他记得自己被高句丽士兵围杀,最后看到的是鲜卑骑兵的身影,没想到竟是鲜卑人救了自己。
柯耶兰沉默片刻,缓缓说道:“我救你,既是敬佩你的勇武,也是因为私心,我已经跟你说过了,我喜欢你,我想你来鲜卑当驸马。”
“荒谬!”张合闻言,顿时怒目圆睁,挣扎着想要撑起身子,胸口的剧痛让他忍不住闷哼一声,却依旧咬牙道,“我乃大汉皇帝袁绍麾下大将,岂会屈身去鲜卑做什么驸马?你休要痴心妄想!若你是为了此事救我,大可现在就杀了我!”他本就对鲜卑人充满戒备,如今听到这般荒唐的提议,更是怒火中烧,只觉得自己落入了一个新的圈套。

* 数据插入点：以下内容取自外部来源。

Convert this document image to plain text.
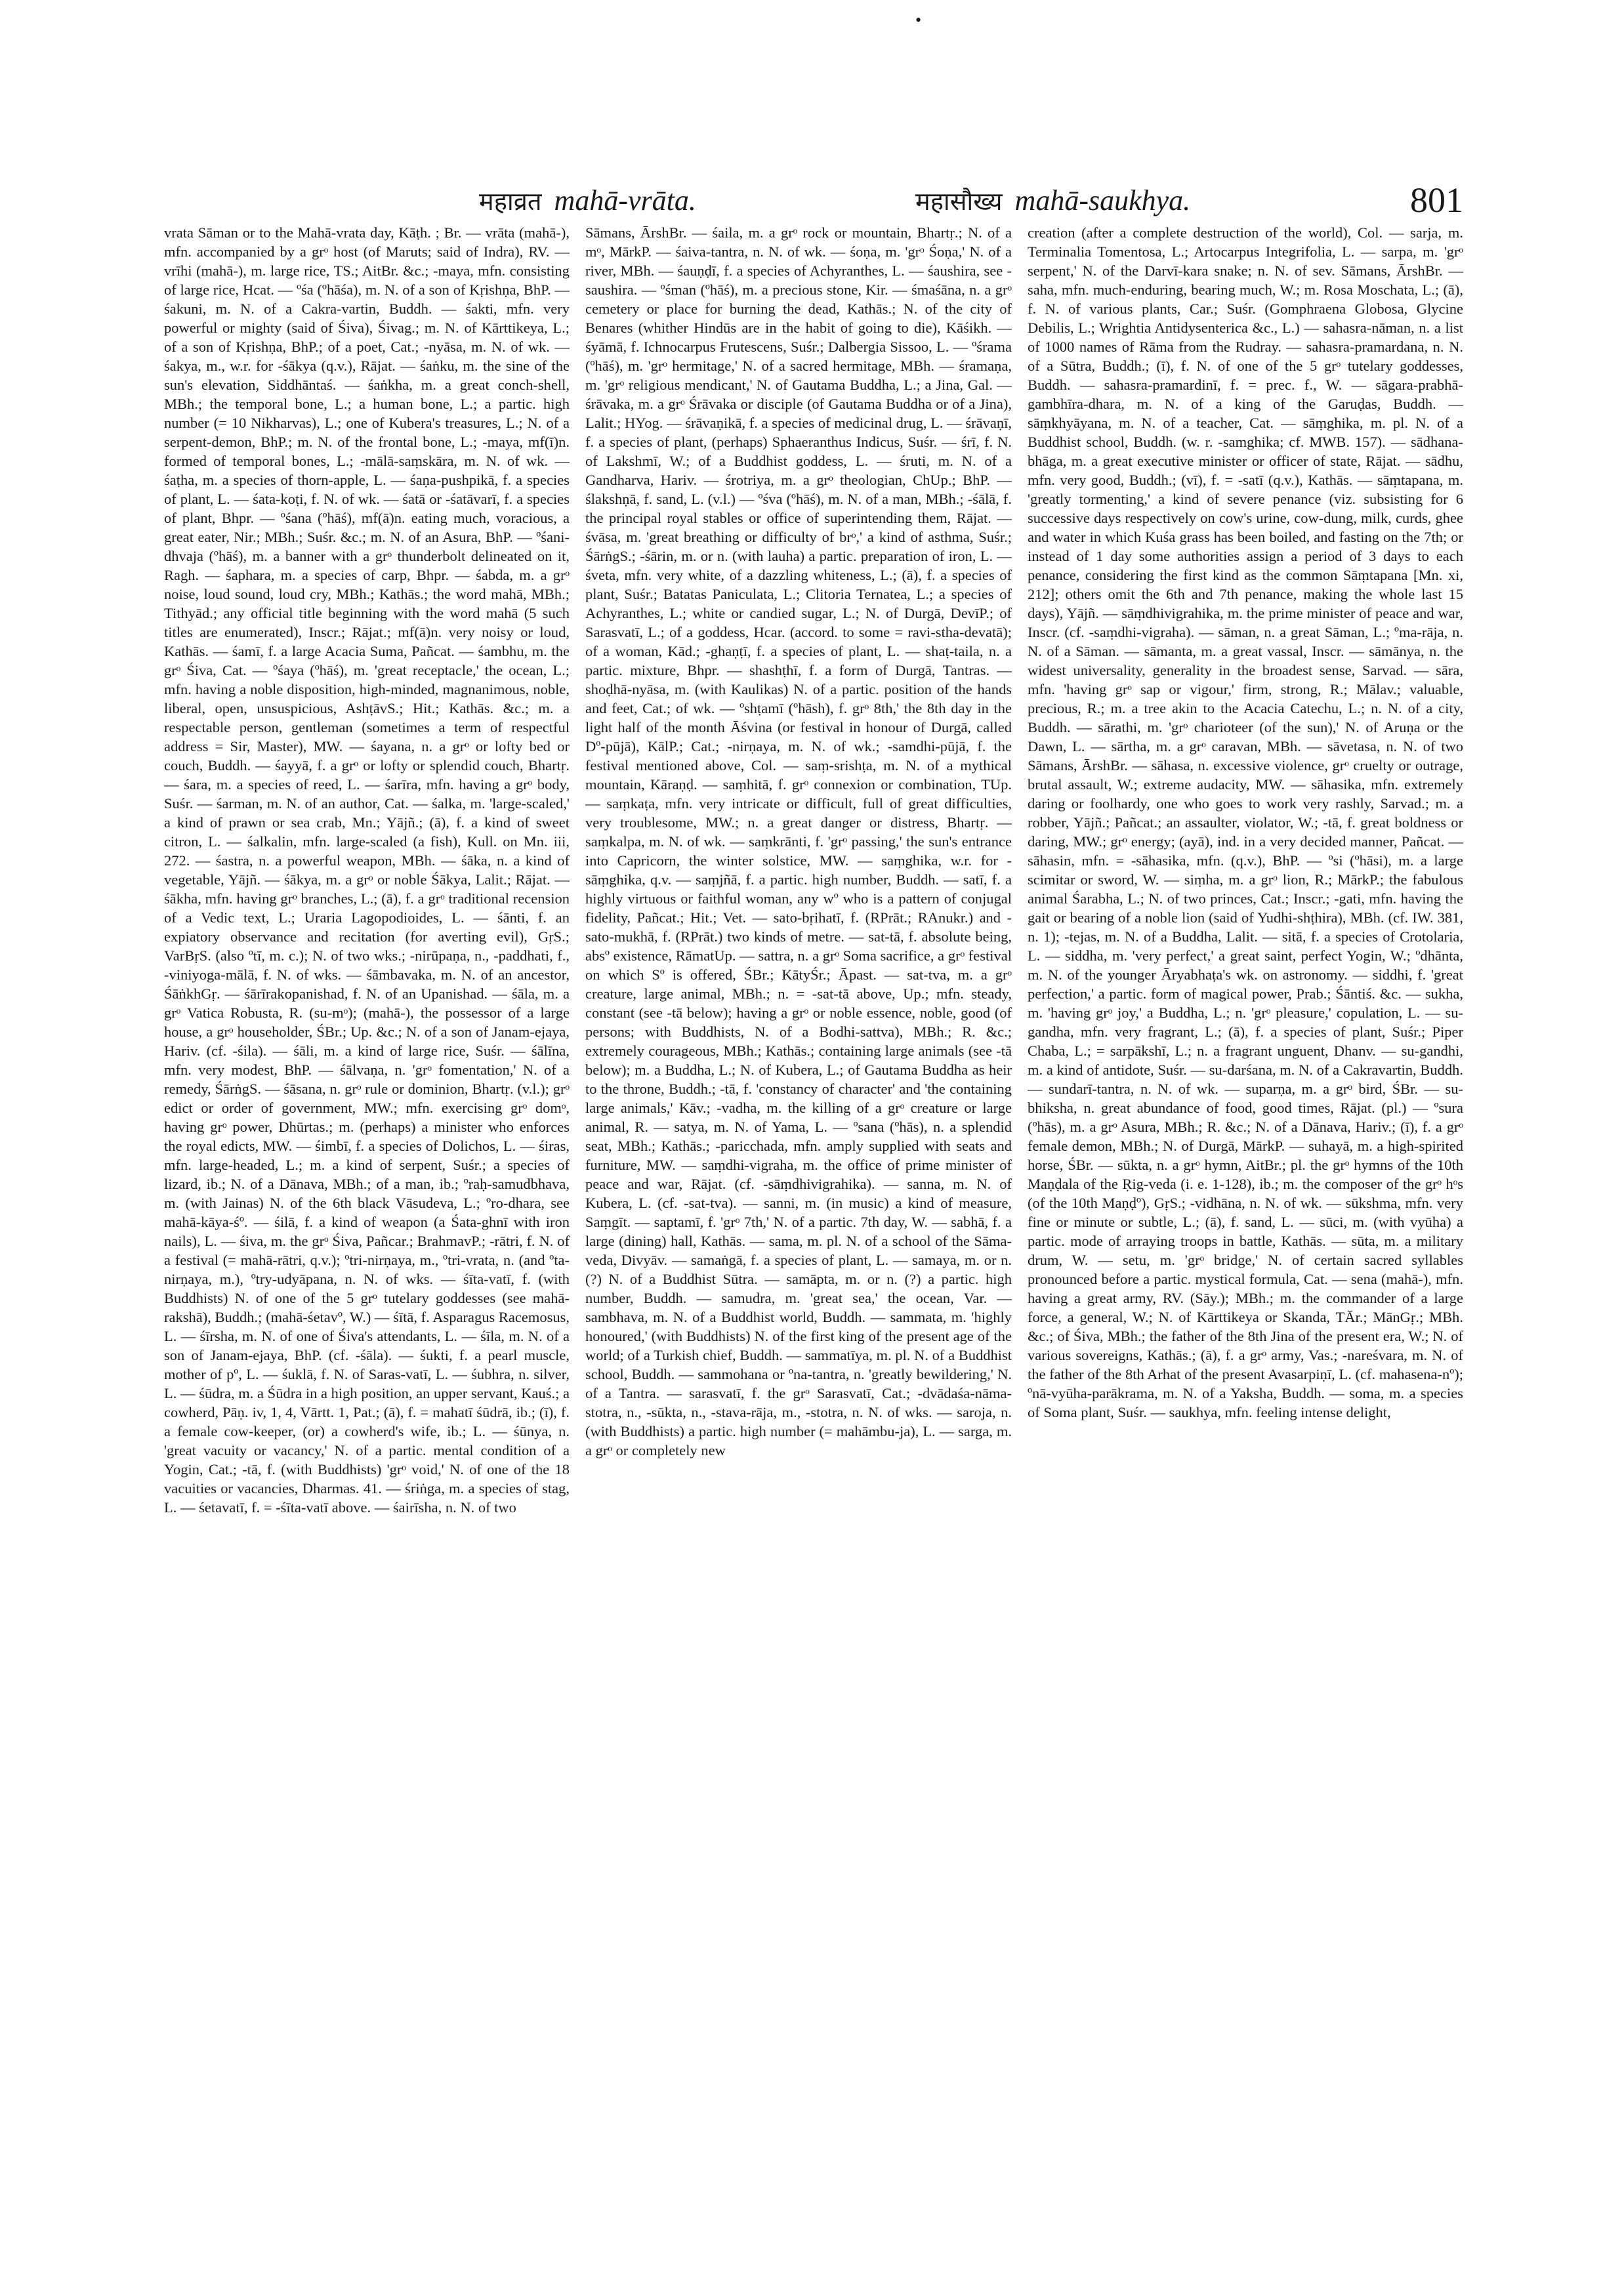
•
महाव्रत mahā-vrāta.	महासौख्य mahā-saukhya.	801

vrata Sāman or to the Mahā-vrata day, Kāṭh. ; Br. — vrāta (mahā-), mfn. accompanied by a grᵒ host (of Maruts; said of Indra), RV. — vrīhi (mahā-), m. large rice, TS.; AitBr. &c.; -maya, mfn. consisting of large rice, Hcat. — ºśa (ºhāśa), m. N. of a son of Kṛishṇa, BhP. — śakuni, m. N. of a Cakra-vartin, Buddh. — śakti, mfn. very powerful or mighty (said of Śiva), Śivag.; m. N. of Kārttikeya, L.; of a son of Kṛishṇa, BhP.; of a poet, Cat.; -nyāsa, m. N. of wk. — śakya, m., w.r. for -śākya (q.v.), Rājat. — śaṅku, m. the sine of the sun's elevation, Siddhāntaś. — śaṅkha, m. a great conch-shell, MBh.; the temporal bone, L.; a human bone, L.; a partic. high number (= 10 Nikharvas), L.; one of Kubera's treasures, L.; N. of a serpent-demon, BhP.; m. N. of the frontal bone, L.; -maya, mf(ī)n. formed of temporal bones, L.; -mālā-saṃskāra, m. N. of wk. — śaṭha, m. a species of thorn-apple, L. — śaṇa-pushpikā, f. a species of plant, L. — śata-koṭi, f. N. of wk. — śatā or -śatāvarī, f. a species of plant, Bhpr. — ºśana (ºhāś), mf(ā)n. eating much, voracious, a great eater, Nir.; MBh.; Suśr. &c.; m. N. of an Asura, BhP. — ºśani-dhvaja (ºhāś), m. a banner with a grᵒ thunderbolt delineated on it, Ragh. — śaphara, m. a species of carp, Bhpr. — śabda, m. a grᵒ noise, loud sound, loud cry, MBh.; Kathās.; the word mahā, MBh.; Tithyād.; any official title beginning with the word mahā (5 such titles are enumerated), Inscr.; Rājat.; mf(ā)n. very noisy or loud, Kathās. — śamī, f. a large Acacia Suma, Pañcat. — śambhu, m. the grᵒ Śiva, Cat. — ºśaya (ºhāś), m. 'great receptacle,' the ocean, L.; mfn. having a noble disposition, high-minded, magnanimous, noble, liberal, open, unsuspicious, AshṭāvS.; Hit.; Kathās. &c.; m. a respectable person, gentleman (sometimes a term of respectful address = Sir, Master), MW. — śayana, n. a grᵒ or lofty bed or couch, Buddh. — śayyā, f. a grᵒ or lofty or splendid couch, Bhartṛ. — śara, m. a species of reed, L. — śarīra, mfn. having a grᵒ body, Suśr. — śarman, m. N. of an author, Cat. — śalka, m. 'large-scaled,' a kind of prawn or sea crab, Mn.; Yājñ.; (ā), f. a kind of sweet citron, L. — śalkalin, mfn. large-scaled (a fish), Kull. on Mn. iii, 272. — śastra, n. a powerful weapon, MBh. — śāka, n. a kind of vegetable, Yājñ. — śākya, m. a grᵒ or noble Śākya, Lalit.; Rājat. — śākha, mfn. having grᵒ branches, L.; (ā), f. a grᵒ traditional recension of a Vedic text, L.; Uraria Lagopodioides, L. — śānti, f. an expiatory observance and recitation (for averting evil), GṛS.; VarBṛS. (also ºtī, m. c.); N. of two wks.; -nirūpaṇa, n., -paddhati, f., -viniyoga-mālā, f. N. of wks. — śāmbavaka, m. N. of an ancestor, ŚāṅkhGṛ. — śārīrakopanishad, f. N. of an Upanishad. — śāla, m. a grᵒ Vatica Robusta, R. (su-mᵒ); (mahā-), the possessor of a large house, a grᵒ householder, ŚBr.; Up. &c.; N. of a son of Janam-ejaya, Hariv. (cf. -śila). — śāli, m. a kind of large rice, Suśr. — śālīna, mfn. very modest, BhP. — śālvaṇa, n. 'grᵒ fomentation,' N. of a remedy, ŚārṅgS. — śāsana, n. grᵒ rule or dominion, Bhartṛ. (v.l.); grᵒ edict or order of government, MW.; mfn. exercising grᵒ domᵒ, having grᵒ power, Dhūrtas.; m. (perhaps) a minister who enforces the royal edicts, MW. — śimbī, f. a species of Dolichos, L. — śiras, mfn. large-headed, L.; m. a kind of serpent, Suśr.; a species of lizard, ib.; N. of a Dānava, MBh.; of a man, ib.; ºraḥ-samudbhava, m. (with Jainas) N. of the 6th black Vāsudeva, L.; ºro-dhara, see mahā-kāya-śº. — śilā, f. a kind of weapon (a Śata-ghnī with iron nails), L. — śiva, m. the grᵒ Śiva, Pañcar.; BrahmavP.; -rātri, f. N. of a festival (= mahā-rātri, q.v.); ºtri-nirṇaya, m., ºtri-vrata, n. (and ºta-nirṇaya, m.), ºtry-udyāpana, n. N. of wks. — śīta-vatī, f. (with Buddhists) N. of one of the 5 grᵒ tutelary goddesses (see mahā-rakshā), Buddh.; (mahā-śetavº, W.) — śītā, f. Asparagus Racemosus, L. — śīrsha, m. N. of one of Śiva's attendants, L. — śīla, m. N. of a son of Janam-ejaya, BhP. (cf. -śāla). — śukti, f. a pearl muscle, mother of pº, L. — śuklā, f. N. of Saras-vatī, L. — śubhra, n. silver, L. — śūdra, m. a Śūdra in a high position, an upper servant, Kauś.; a cowherd, Pāṇ. iv, 1, 4, Vārtt. 1, Pat.; (ā), f. = mahatī śūdrā, ib.; (ī), f. a female cow-keeper, (or) a cowherd's wife, ib.; L. — śūnya, n. 'great vacuity or vacancy,' N. of a partic. mental condition of a Yogin, Cat.; -tā, f. (with Buddhists) 'grᵒ void,' N. of one of the 18 vacuities or vacancies, Dharmas. 41. — śriṅga, m. a species of stag, L. — śetavatī, f. = -śīta-vatī above. — śairīsha, n. N. of two

Sāmans, ĀrshBr. — śaila, m. a grᵒ rock or mountain, Bhartṛ.; N. of a mᵒ, MārkP. — śaiva-tantra, n. N. of wk. — śoṇa, m. 'grᵒ Śoṇa,' N. of a river, MBh. — śauṇḍī, f. a species of Achyranthes, L. — śaushira, see -saushira. — ºśman (ºhāś), m. a precious stone, Kir. — śmaśāna, n. a grᵒ cemetery or place for burning the dead, Kathās.; N. of the city of Benares (whither Hindūs are in the habit of going to die), Kāśikh. — śyāmā, f. Ichnocarpus Frutescens, Suśr.; Dalbergia Sissoo, L. — ºśrama (ºhāś), m. 'grᵒ hermitage,' N. of a sacred hermitage, MBh. — śramaṇa, m. 'grᵒ religious mendicant,' N. of Gautama Buddha, L.; a Jina, Gal. — śrāvaka, m. a grᵒ Śrāvaka or disciple (of Gautama Buddha or of a Jina), Lalit.; HYog. — śrāvaṇikā, f. a species of medicinal drug, L. — śrāvaṇī, f. a species of plant, (perhaps) Sphaeranthus Indicus, Suśr. — śrī, f. N. of Lakshmī, W.; of a Buddhist goddess, L. — śruti, m. N. of a Gandharva, Hariv. — śrotriya, m. a grᵒ theologian, ChUp.; BhP. — ślakshṇā, f. sand, L. (v.l.) — ºśva (ºhāś), m. N. of a man, MBh.; -śālā, f. the principal royal stables or office of superintending them, Rājat. — śvāsa, m. 'great breathing or difficulty of brᵒ,' a kind of asthma, Suśr.; ŚārṅgS.; -śārin, m. or n. (with lauha) a partic. preparation of iron, L. — śveta, mfn. very white, of a dazzling whiteness, L.; (ā), f. a species of plant, Suśr.; Batatas Paniculata, L.; Clitoria Ternatea, L.; a species of Achyranthes, L.; white or candied sugar, L.; N. of Durgā, DevīP.; of Sarasvatī, L.; of a goddess, Hcar. (accord. to some = ravi-stha-devatā); of a woman, Kād.; -ghaṇṭī, f. a species of plant, L. — shaṭ-taila, n. a partic. mixture, Bhpr. — shashṭhī, f. a form of Durgā, Tantras. — shoḍhā-nyāsa, m. (with Kaulikas) N. of a partic. position of the hands and feet, Cat.; of wk. — ºshṭamī (ºhāsh), f. grᵒ 8th,' the 8th day in the light half of the month Āśvina (or festival in honour of Durgā, called Dº-pūjā), KālP.; Cat.; -nirṇaya, m. N. of wk.; -samdhi-pūjā, f. the festival mentioned above, Col. — saṃ-srishṭa, m. N. of a mythical mountain, Kāraṇḍ. — saṃhitā, f. grᵒ connexion or combination, TUp. — saṃkaṭa, mfn. very intricate or difficult, full of great difficulties, very troublesome, MW.; n. a great danger or distress, Bhartṛ. — saṃkalpa, m. N. of wk. — saṃkrānti, f. 'grᵒ passing,' the sun's entrance into Capricorn, the winter solstice, MW. — saṃghika, w.r. for -sāṃghika, q.v. — saṃjñā, f. a partic. high number, Buddh. — satī, f. a highly virtuous or faithful woman, any wº who is a pattern of conjugal fidelity, Pañcat.; Hit.; Vet. — sato-bṛihatī, f. (RPrāt.; RAnukr.) and -sato-mukhā, f. (RPrāt.) two kinds of metre. — sat-tā, f. absolute being, absº existence, RāmatUp. — sattra, n. a grᵒ Soma sacrifice, a grᵒ festival on which Sº is offered, ŚBr.; KātyŚr.; Āpast. — sat-tva, m. a grᵒ creature, large animal, MBh.; n. = -sat-tā above, Up.; mfn. steady, constant (see -tā below); having a grᵒ or noble essence, noble, good (of persons; with Buddhists, N. of a Bodhi-sattva), MBh.; R. &c.; extremely courageous, MBh.; Kathās.; containing large animals (see -tā below); m. a Buddha, L.; N. of Kubera, L.; of Gautama Buddha as heir to the throne, Buddh.; -tā, f. 'constancy of character' and 'the containing large animals,' Kāv.; -vadha, m. the killing of a grᵒ creature or large animal, R. — satya, m. N. of Yama, L. — ºsana (ºhās), n. a splendid seat, MBh.; Kathās.; -paricchada, mfn. amply supplied with seats and furniture, MW. — saṃdhi-vigraha, m. the office of prime minister of peace and war, Rājat. (cf. -sāṃdhivigrahika). — sanna, m. N. of Kubera, L. (cf. -sat-tva). — sanni, m. (in music) a kind of measure, Saṃgīt. — saptamī, f. 'grᵒ 7th,' N. of a partic. 7th day, W. — sabhā, f. a large (dining) hall, Kathās. — sama, m. pl. N. of a school of the Sāma-veda, Divyāv. — samaṅgā, f. a species of plant, L. — samaya, m. or n. (?) N. of a Buddhist Sūtra. — samāpta, m. or n. (?) a partic. high number, Buddh. — samudra, m. 'great sea,' the ocean, Var. — sambhava, m. N. of a Buddhist world, Buddh. — sammata, m. 'highly honoured,' (with Buddhists) N. of the first king of the present age of the world; of a Turkish chief, Buddh. — sammatīya, m. pl. N. of a Buddhist school, Buddh. — sammohana or ºna-tantra, n. 'greatly bewildering,' N. of a Tantra. — sarasvatī, f. the grᵒ Sarasvatī, Cat.; -dvādaśa-nāma-stotra, n., -sūkta, n., -stava-rāja, m., -stotra, n. N. of wks. — saroja, n. (with Buddhists) a partic. high number (= mahāmbu-ja), L. — sarga, m. a grᵒ or completely new

creation (after a complete destruction of the world), Col. — sarja, m. Terminalia Tomentosa, L.; Artocarpus Integrifolia, L. — sarpa, m. 'grᵒ serpent,' N. of the Darvī-kara snake; n. N. of sev. Sāmans, ĀrshBr. — saha, mfn. much-enduring, bearing much, W.; m. Rosa Moschata, L.; (ā), f. N. of various plants, Car.; Suśr. (Gomphraena Globosa, Glycine Debilis, L.; Wrightia Antidysenterica &c., L.) — sahasra-nāman, n. a list of 1000 names of Rāma from the Rudray. — sahasra-pramardana, n. N. of a Sūtra, Buddh.; (ī), f. N. of one of the 5 grᵒ tutelary goddesses, Buddh. — sahasra-pramardinī, f. = prec. f., W. — sāgara-prabhā-gambhīra-dhara, m. N. of a king of the Garuḍas, Buddh. — sāṃkhyāyana, m. N. of a teacher, Cat. — sāṃghika, m. pl. N. of a Buddhist school, Buddh. (w. r. -samghika; cf. MWB. 157). — sādhana-bhāga, m. a great executive minister or officer of state, Rājat. — sādhu, mfn. very good, Buddh.; (vī), f. = -satī (q.v.), Kathās. — sāṃtapana, m. 'greatly tormenting,' a kind of severe penance (viz. subsisting for 6 successive days respectively on cow's urine, cow-dung, milk, curds, ghee and water in which Kuśa grass has been boiled, and fasting on the 7th; or instead of 1 day some authorities assign a period of 3 days to each penance, considering the first kind as the common Sāṃtapana [Mn. xi, 212]; others omit the 6th and 7th penance, making the whole last 15 days), Yājñ. — sāṃdhivigrahika, m. the prime minister of peace and war, Inscr. (cf. -saṃdhi-vigraha). — sāman, n. a great Sāman, L.; ºma-rāja, n. N. of a Sāman. — sāmanta, m. a great vassal, Inscr. — sāmānya, n. the widest universality, generality in the broadest sense, Sarvad. — sāra, mfn. 'having grᵒ sap or vigour,' firm, strong, R.; Mālav.; valuable, precious, R.; m. a tree akin to the Acacia Catechu, L.; n. N. of a city, Buddh. — sārathi, m. 'grᵒ charioteer (of the sun),' N. of Aruṇa or the Dawn, L. — sārtha, m. a grᵒ caravan, MBh. — sāvetasa, n. N. of two Sāmans, ĀrshBr. — sāhasa, n. excessive violence, grᵒ cruelty or outrage, brutal assault, W.; extreme audacity, MW. — sāhasika, mfn. extremely daring or foolhardy, one who goes to work very rashly, Sarvad.; m. a robber, Yājñ.; Pañcat.; an assaulter, violator, W.; -tā, f. great boldness or daring, MW.; grᵒ energy; (ayā), ind. in a very decided manner, Pañcat. — sāhasin, mfn. = -sāhasika, mfn. (q.v.), BhP. — ºsi (ºhāsi), m. a large scimitar or sword, W. — siṃha, m. a grᵒ lion, R.; MārkP.; the fabulous animal Śarabha, L.; N. of two princes, Cat.; Inscr.; -gati, mfn. having the gait or bearing of a noble lion (said of Yudhi-shṭhira), MBh. (cf. IW. 381, n. 1); -tejas, m. N. of a Buddha, Lalit. — sitā, f. a species of Crotolaria, L. — siddha, m. 'very perfect,' a great saint, perfect Yogin, W.; ºdhānta, m. N. of the younger Āryabhaṭa's wk. on astronomy. — siddhi, f. 'great perfection,' a partic. form of magical power, Prab.; Śāntiś. &c. — sukha, m. 'having grᵒ joy,' a Buddha, L.; n. 'grᵒ pleasure,' copulation, L. — su-gandha, mfn. very fragrant, L.; (ā), f. a species of plant, Suśr.; Piper Chaba, L.; = sarpākshī, L.; n. a fragrant unguent, Dhanv. — su-gandhi, m. a kind of antidote, Suśr. — su-darśana, m. N. of a Cakravartin, Buddh. — sundarī-tantra, n. N. of wk. — suparṇa, m. a grᵒ bird, ŚBr. — su-bhiksha, n. great abundance of food, good times, Rājat. (pl.) — ºsura (ºhās), m. a grᵒ Asura, MBh.; R. &c.; N. of a Dānava, Hariv.; (ī), f. a grᵒ female demon, MBh.; N. of Durgā, MārkP. — suhayā, m. a high-spirited horse, ŚBr. — sūkta, n. a grᵒ hymn, AitBr.; pl. the grᵒ hymns of the 10th Maṇḍala of the Ṛig-veda (i. e. 1-128), ib.; m. the composer of the grᵒ hᵒs (of the 10th Maṇḍº), GṛS.; -vidhāna, n. N. of wk. — sūkshma, mfn. very fine or minute or subtle, L.; (ā), f. sand, L. — sūci, m. (with vyūha) a partic. mode of arraying troops in battle, Kathās. — sūta, m. a military drum, W. — setu, m. 'grᵒ bridge,' N. of certain sacred syllables pronounced before a partic. mystical formula, Cat. — sena (mahā-), mfn. having a great army, RV. (Sāy.); MBh.; m. the commander of a large force, a general, W.; N. of Kārttikeya or Skanda, TĀr.; MānGṛ.; MBh. &c.; of Śiva, MBh.; the father of the 8th Jina of the present era, W.; N. of various sovereigns, Kathās.; (ā), f. a grᵒ army, Vas.; -nareśvara, m. N. of the father of the 8th Arhat of the present Avasarpiṇī, L. (cf. mahasena-nº); ºnā-vyūha-parākrama, m. N. of a Yaksha, Buddh. — soma, m. a species of Soma plant, Suśr. — saukhya, mfn. feeling intense delight,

柯耶兰见他反应激烈,眼中闪过一丝失落,却并未退缩,反而上前一步,语气坚定又带着几分委屈:“我知道这对你来说很突然,也知道你忠于袁绍。可我并非要你背叛你的主公,只是想让你看看,鲜卑并非只有征战与杀戮。我阿父轲比能部不愿再受驱使,只想寻一片安宁之地繁衍生息,你若肯与我合作,我可以助你返回袁绍军中,而我所求,不过是让我的族人能安稳度日,同时……能时常看到你。”
“合作?”张合冷笑一声,眼神依旧锐利,“你我本是敌对阵营,何来合作可言?今日你救我,明日或许就会为了鲜卑的利益将我出卖。我张合征战多年,绝不会轻信一个敌国将领的花言巧语,更何况是这般不合情理的要求。”
“我没有花言巧语!”柯耶兰急得红了眼眶,伸手想要触碰张合,却被他警惕地避开。她收回手,攥紧了拳头,沉声道:“你可以不信我的情意,但你不能否认,如今我们身处同一绝境。你若想活着回到袁绍军中,离不开我的帮助;而我若想带着族人脱离险境,也需要你的智谋。而且人家已经和你有了肌肤之亲,你怎么可以这样对人家!”